The premise involves a Cincinnati workaholic who accepts what seems like a joke invitation to have dinner with Jesus, who appears in an upscale Italian restaurant with a short haircut and Brooks Brothers suit. "It's a quick read and has a nice jacket. I can see people reading it because it's small and appealing," said Mary Catherine Dean, speaking on behalf of the Christian wholesaler Cokesbury.

In an effort to generate strong pre-pub interest in CBA and general trade accounts, Doubleday and WaterBrook's marketing and publicity departments did a whopping 10,000-copy galley distribution through Cokesbury, which is affiliated with the United Methodist churches.
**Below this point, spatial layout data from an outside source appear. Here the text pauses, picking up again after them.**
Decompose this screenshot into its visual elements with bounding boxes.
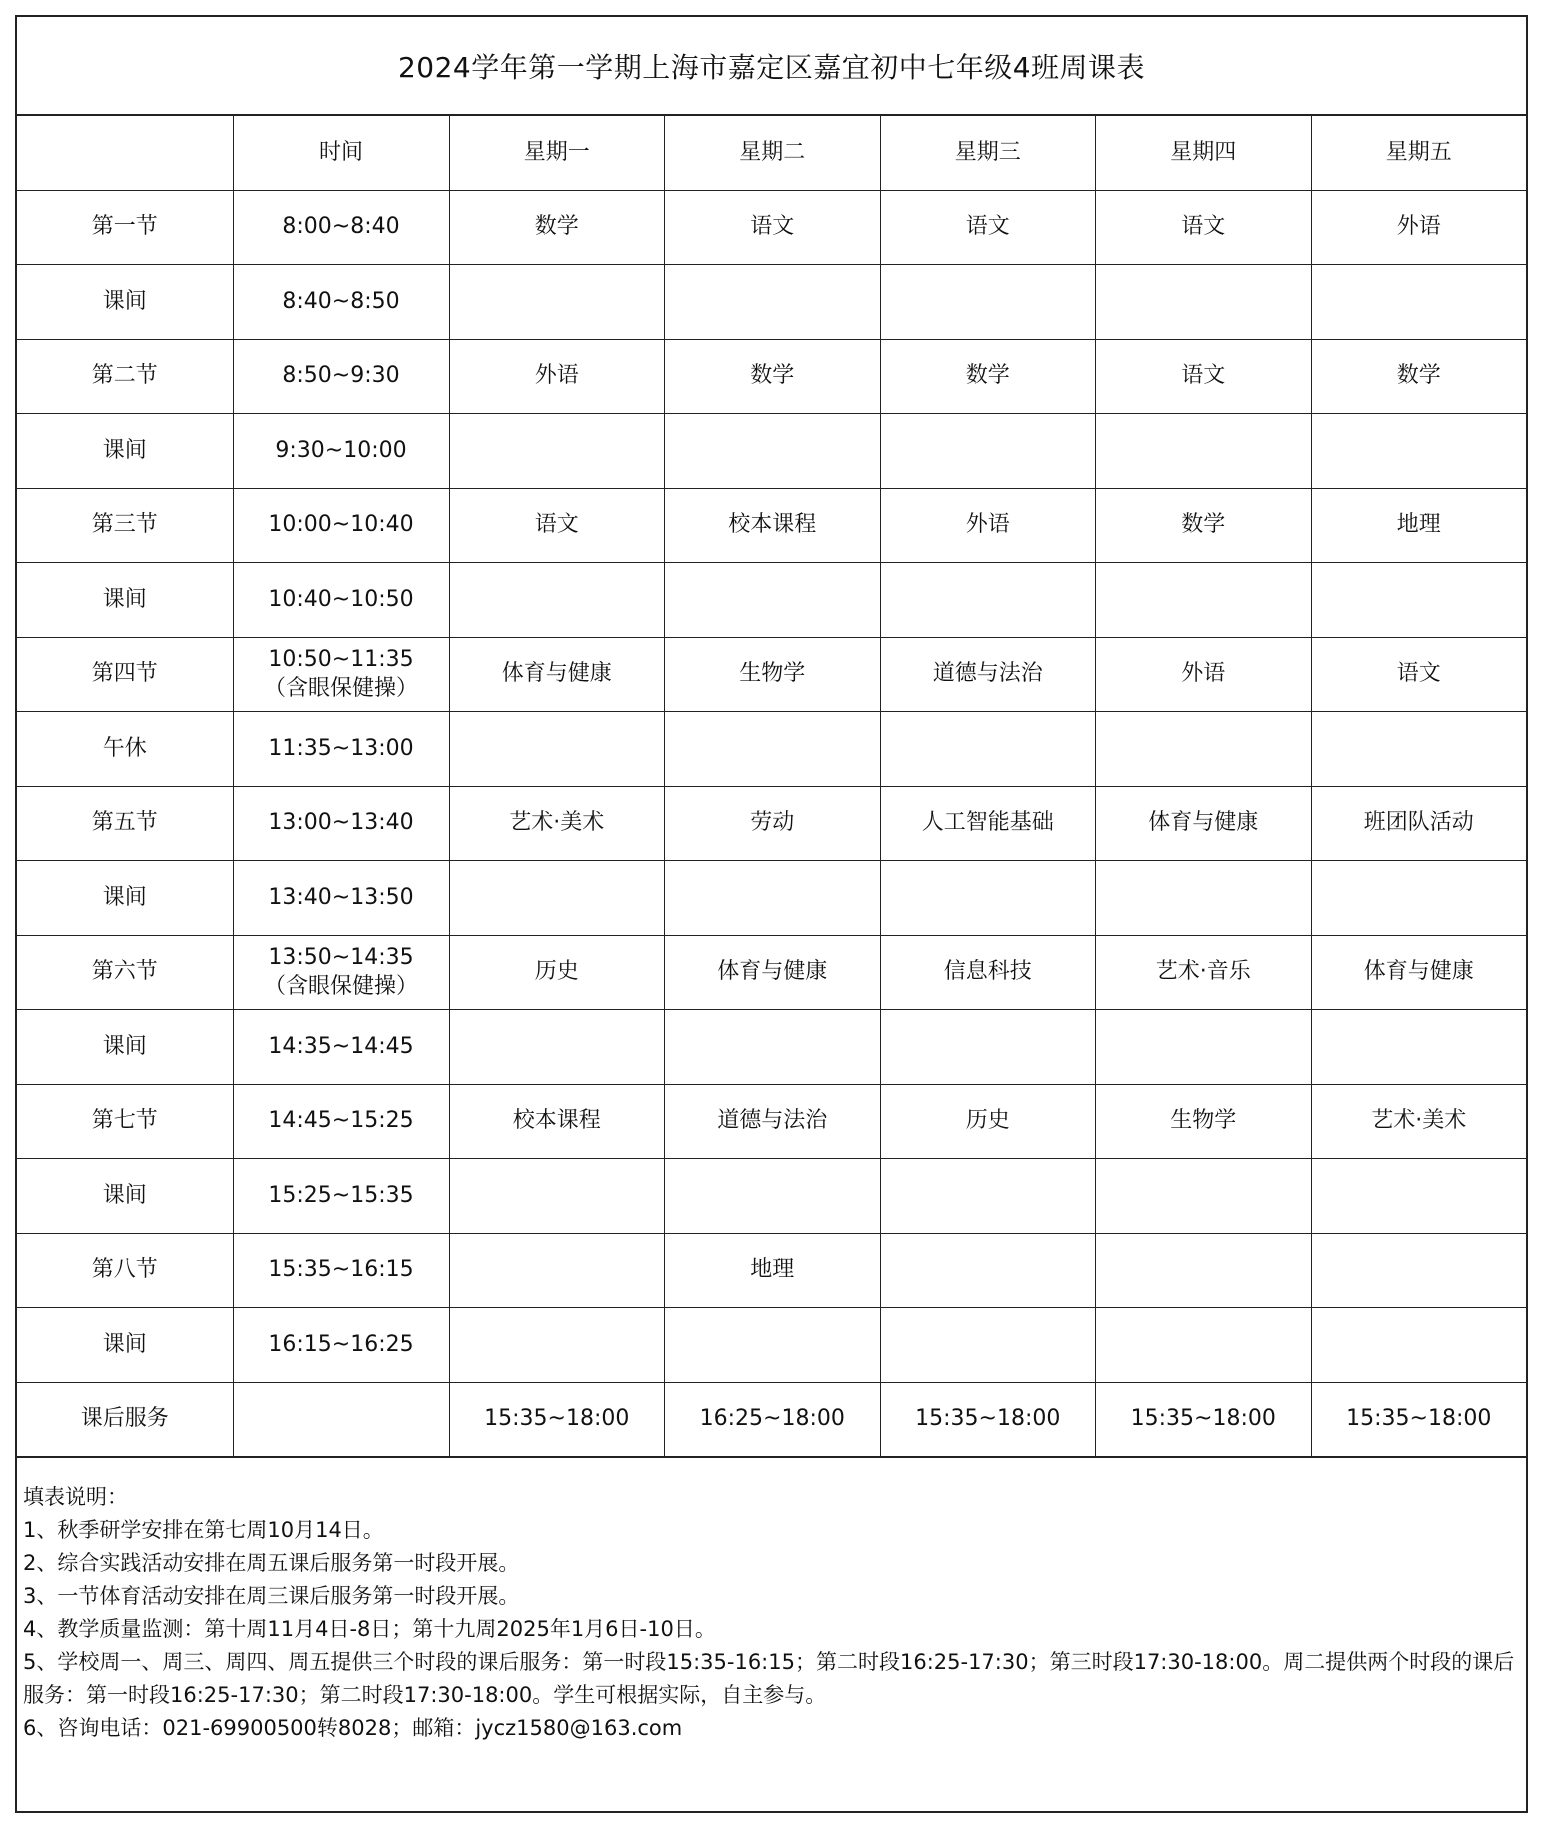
time-range: 10:40~10:50: [268, 586, 414, 612]
period-cell: 课间: [17, 1010, 233, 1085]
period-cell: 午休: [17, 712, 233, 787]
time-cell: [233, 637, 449, 712]
note-line: 1、秋季研学安排在第七周10月14日。: [23, 1518, 384, 1542]
subject-cell-wednesday: 语文: [880, 190, 1096, 265]
subject-cell-monday: [449, 563, 665, 638]
period-cell: 课间: [17, 414, 233, 489]
time-cell: [233, 1159, 449, 1234]
time-range: 15:25~15:35: [268, 1182, 414, 1208]
subject-cell-friday: 数学: [1311, 339, 1526, 414]
subject-cell-monday: [449, 265, 665, 340]
note-line: 4、教学质量监测：第十周11月4日-8日；第十九周2025年1月6日-10日。: [23, 1617, 716, 1641]
subject-cell-friday: [1311, 265, 1526, 340]
time-cell: [233, 414, 449, 489]
subject-cell-friday: [1311, 1010, 1526, 1085]
time-range: 13:50~14:35: [268, 944, 414, 970]
notes-heading: 填表说明：: [23, 1485, 128, 1509]
subject-cell-monday: [449, 712, 665, 787]
subject-cell-tuesday: 16:25~18:00: [665, 1382, 881, 1457]
subject-cell-thursday: [1096, 861, 1312, 936]
header-cell-corner: [17, 116, 233, 190]
subject-cell-tuesday: 校本课程: [665, 488, 881, 563]
subject-cell-thursday: 数学: [1096, 488, 1312, 563]
subject-cell-monday: 校本课程: [449, 1084, 665, 1159]
time-range: 10:00~10:40: [268, 512, 414, 538]
period-cell: 第六节: [17, 935, 233, 1010]
subject-cell-friday: [1311, 563, 1526, 638]
subject-cell-thursday: 语文: [1096, 190, 1312, 265]
subject-cell-wednesday: [880, 1010, 1096, 1085]
subject-cell-wednesday: 道德与法治: [880, 637, 1096, 712]
table-row: [17, 637, 1526, 712]
table-row: [17, 1233, 1526, 1308]
time-cell: [233, 1233, 449, 1308]
time-cell: [233, 339, 449, 414]
subject-cell-friday: [1311, 1308, 1526, 1383]
table-row: [17, 265, 1526, 340]
subject-cell-monday: 数学: [449, 190, 665, 265]
subject-cell-monday: [449, 861, 665, 936]
table-row: [17, 712, 1526, 787]
subject-cell-thursday: 艺术·音乐: [1096, 935, 1312, 1010]
period-cell: 第四节: [17, 637, 233, 712]
subject-cell-tuesday: [665, 1159, 881, 1234]
table-row: [17, 488, 1526, 563]
timetable-frame: [15, 15, 1528, 1813]
time-range: 10:50~11:35: [268, 646, 414, 672]
subject-cell-monday: [449, 1308, 665, 1383]
note-line: 5、学校周一、周三、周四、周五提供三个时段的课后服务：第一时段15:35-16:15；第二时段16:25-17:30；第三时段17:30-18:00。周二提供两个时段的课后服务：第一时段16:25-17:30；第二时段17:30-18:00。学生可根据实际，自主参与。: [23, 1650, 1515, 1707]
time-cell: [233, 786, 449, 861]
subject-cell-wednesday: [880, 414, 1096, 489]
subject-cell-thursday: [1096, 563, 1312, 638]
time-range: 8:40~8:50: [282, 288, 400, 314]
table-row: [17, 339, 1526, 414]
subject-cell-friday: 班团队活动: [1311, 786, 1526, 861]
subject-cell-friday: [1311, 1159, 1526, 1234]
period-cell: 课间: [17, 861, 233, 936]
period-cell: 第五节: [17, 786, 233, 861]
subject-cell-wednesday: [880, 712, 1096, 787]
table-row: [17, 563, 1526, 638]
notes-section: [23, 1481, 1520, 1745]
subject-cell-tuesday: [665, 1308, 881, 1383]
subject-cell-friday: 外语: [1311, 190, 1526, 265]
subject-cell-wednesday: [880, 1233, 1096, 1308]
subject-cell-monday: [449, 414, 665, 489]
subject-cell-friday: [1311, 861, 1526, 936]
table-row: [17, 190, 1526, 265]
subject-cell-monday: 语文: [449, 488, 665, 563]
schedule-body: [17, 116, 1526, 1457]
time-range: 8:00~8:40: [282, 214, 400, 240]
subject-cell-wednesday: [880, 1308, 1096, 1383]
period-cell: 课间: [17, 1308, 233, 1383]
time-range: 13:00~13:40: [268, 810, 414, 836]
time-range: 15:35~16:15: [268, 1257, 414, 1283]
subject-cell-tuesday: [665, 265, 881, 340]
time-range: 14:35~14:45: [268, 1033, 414, 1059]
subject-cell-wednesday: [880, 563, 1096, 638]
time-cell: [233, 488, 449, 563]
header-cell-wednesday: 星期三: [880, 116, 1096, 190]
time-cell: [233, 861, 449, 936]
table-row: [17, 1382, 1526, 1457]
table-row: [17, 786, 1526, 861]
table-row: [17, 1084, 1526, 1159]
subject-cell-thursday: 生物学: [1096, 1084, 1312, 1159]
page-title: 2024学年第一学期上海市嘉定区嘉宜初中七年级4班周课表: [17, 17, 1526, 116]
subject-cell-tuesday: 体育与健康: [665, 935, 881, 1010]
header-cell-time: 时间: [233, 116, 449, 190]
period-cell: 第二节: [17, 339, 233, 414]
subject-cell-tuesday: [665, 414, 881, 489]
subject-cell-monday: [449, 1159, 665, 1234]
subject-cell-tuesday: 劳动: [665, 786, 881, 861]
subject-cell-thursday: [1096, 712, 1312, 787]
subject-cell-thursday: 外语: [1096, 637, 1312, 712]
table-row: [17, 861, 1526, 936]
subject-cell-monday: 体育与健康: [449, 637, 665, 712]
subject-cell-monday: 15:35~18:00: [449, 1382, 665, 1457]
subject-cell-wednesday: 数学: [880, 339, 1096, 414]
period-cell: 课间: [17, 563, 233, 638]
time-cell: [233, 712, 449, 787]
time-range: 8:50~9:30: [282, 363, 400, 389]
subject-cell-wednesday: [880, 265, 1096, 340]
subject-cell-thursday: 体育与健康: [1096, 786, 1312, 861]
subject-cell-thursday: [1096, 1308, 1312, 1383]
note-line: 3、一节体育活动安排在周三课后服务第一时段开展。: [23, 1584, 520, 1608]
note-line: 6、咨询电话：021-69900500转8028；邮箱：jycz1580@163.com: [23, 1716, 683, 1740]
note-line: 2、综合实践活动安排在周五课后服务第一时段开展。: [23, 1551, 520, 1575]
subject-cell-thursday: [1096, 1233, 1312, 1308]
time-range: 14:45~15:25: [268, 1108, 414, 1134]
subject-cell-friday: 15:35~18:00: [1311, 1382, 1526, 1457]
subject-cell-tuesday: [665, 563, 881, 638]
subject-cell-thursday: 15:35~18:00: [1096, 1382, 1312, 1457]
header-cell-tuesday: 星期二: [665, 116, 881, 190]
subject-cell-tuesday: 语文: [665, 190, 881, 265]
table-row: [17, 414, 1526, 489]
subject-cell-wednesday: 信息科技: [880, 935, 1096, 1010]
period-cell: 第三节: [17, 488, 233, 563]
subject-cell-wednesday: [880, 1159, 1096, 1234]
period-cell: 第八节: [17, 1233, 233, 1308]
subject-cell-friday: [1311, 712, 1526, 787]
subject-cell-tuesday: [665, 712, 881, 787]
subject-cell-friday: [1311, 414, 1526, 489]
subject-cell-monday: 外语: [449, 339, 665, 414]
subject-cell-wednesday: 外语: [880, 488, 1096, 563]
subject-cell-monday: [449, 1010, 665, 1085]
header-cell-monday: 星期一: [449, 116, 665, 190]
time-range: 13:40~13:50: [268, 884, 414, 910]
header-cell-friday: 星期五: [1311, 116, 1526, 190]
time-cell: [233, 563, 449, 638]
period-cell: 第一节: [17, 190, 233, 265]
subject-cell-monday: 历史: [449, 935, 665, 1010]
subject-cell-friday: 地理: [1311, 488, 1526, 563]
table-row: [17, 935, 1526, 1010]
subject-cell-friday: [1311, 1233, 1526, 1308]
subject-cell-tuesday: [665, 1010, 881, 1085]
subject-cell-thursday: [1096, 1010, 1312, 1085]
period-cell: 课后服务: [17, 1382, 233, 1457]
subject-cell-monday: [449, 1233, 665, 1308]
subject-cell-thursday: [1096, 414, 1312, 489]
table-row: [17, 1308, 1526, 1383]
header-row: [17, 116, 1526, 190]
subject-cell-thursday: [1096, 1159, 1312, 1234]
subject-cell-thursday: [1096, 265, 1312, 340]
period-cell: 课间: [17, 1159, 233, 1234]
time-cell: [233, 190, 449, 265]
subject-cell-wednesday: 历史: [880, 1084, 1096, 1159]
subject-cell-tuesday: 数学: [665, 339, 881, 414]
time-cell: [233, 1308, 449, 1383]
subject-cell-friday: 艺术·美术: [1311, 1084, 1526, 1159]
time-cell: [233, 1382, 449, 1457]
subject-cell-monday: 艺术·美术: [449, 786, 665, 861]
subject-cell-tuesday: 道德与法治: [665, 1084, 881, 1159]
subject-cell-wednesday: [880, 861, 1096, 936]
table-row: [17, 1010, 1526, 1085]
table-row: [17, 1159, 1526, 1234]
time-range: 16:15~16:25: [268, 1331, 414, 1357]
subject-cell-thursday: 语文: [1096, 339, 1312, 414]
subject-cell-wednesday: 人工智能基础: [880, 786, 1096, 861]
subject-cell-tuesday: [665, 861, 881, 936]
time-note: （含眼保健操）: [263, 974, 418, 1000]
period-cell: 第七节: [17, 1084, 233, 1159]
header-cell-thursday: 星期四: [1096, 116, 1312, 190]
time-note: （含眼保健操）: [263, 676, 418, 702]
subject-cell-tuesday: 生物学: [665, 637, 881, 712]
period-cell: 课间: [17, 265, 233, 340]
subject-cell-friday: 体育与健康: [1311, 935, 1526, 1010]
time-cell: [233, 935, 449, 1010]
time-cell: [233, 1084, 449, 1159]
subject-cell-wednesday: 15:35~18:00: [880, 1382, 1096, 1457]
time-cell: [233, 265, 449, 340]
subject-cell-tuesday: 地理: [665, 1233, 881, 1308]
time-range: 11:35~13:00: [268, 735, 414, 761]
time-cell: [233, 1010, 449, 1085]
schedule-table: [17, 116, 1526, 1458]
time-range: 9:30~10:00: [275, 437, 407, 463]
subject-cell-friday: 语文: [1311, 637, 1526, 712]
That effort, which included a personal appeal from Cokesbury's director of store sales, Jeff Barnes, was focused on ministers attending 35 of the church's 70 annual conferences in May and June. It also involved an offer for a 25% discount on bulk orders for the book made before the end of each conference.
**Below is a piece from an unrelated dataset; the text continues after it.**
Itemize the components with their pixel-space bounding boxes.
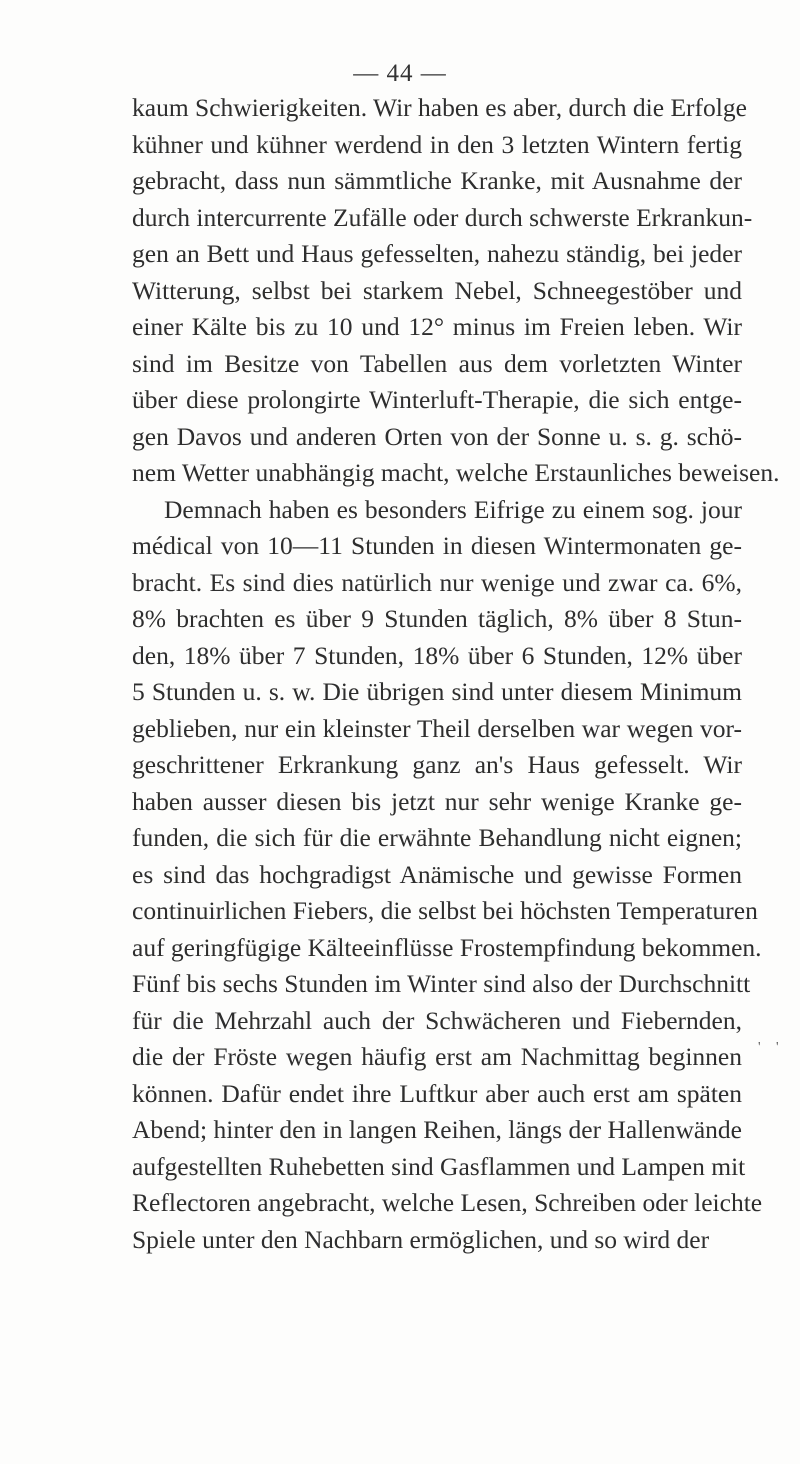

In addition, Doubleday and WaterBrook mailed 7,000 galleys to trade booksellers, clergy, hospice workers, Christian educators and companies, and to the media. Taking a page from Doubleday's marketing strategy for Mitch Albom's Tuesdays with Morrie, the galley push also included 3,000 response cards with the galleys that not only asked for feedback from early readers but for the name and address of one person who might also like the book.

And in an unusual pre-pub outreach to readers, Doubleday placed 7,500 copies of a one-chapter excerpt from the book at Borders, on a religion endcap, in the month before publication, as a free giveaway for customers.

Printing so many galleys and excerpts is a risk, acknowledged Michael Palgon, deputy publisher at Doubleday Broadway. But he said that "the reading experience is so positive—even from indie stores, who tend not to embrace books like this—that we knew that we had to put this in as many hands as we could."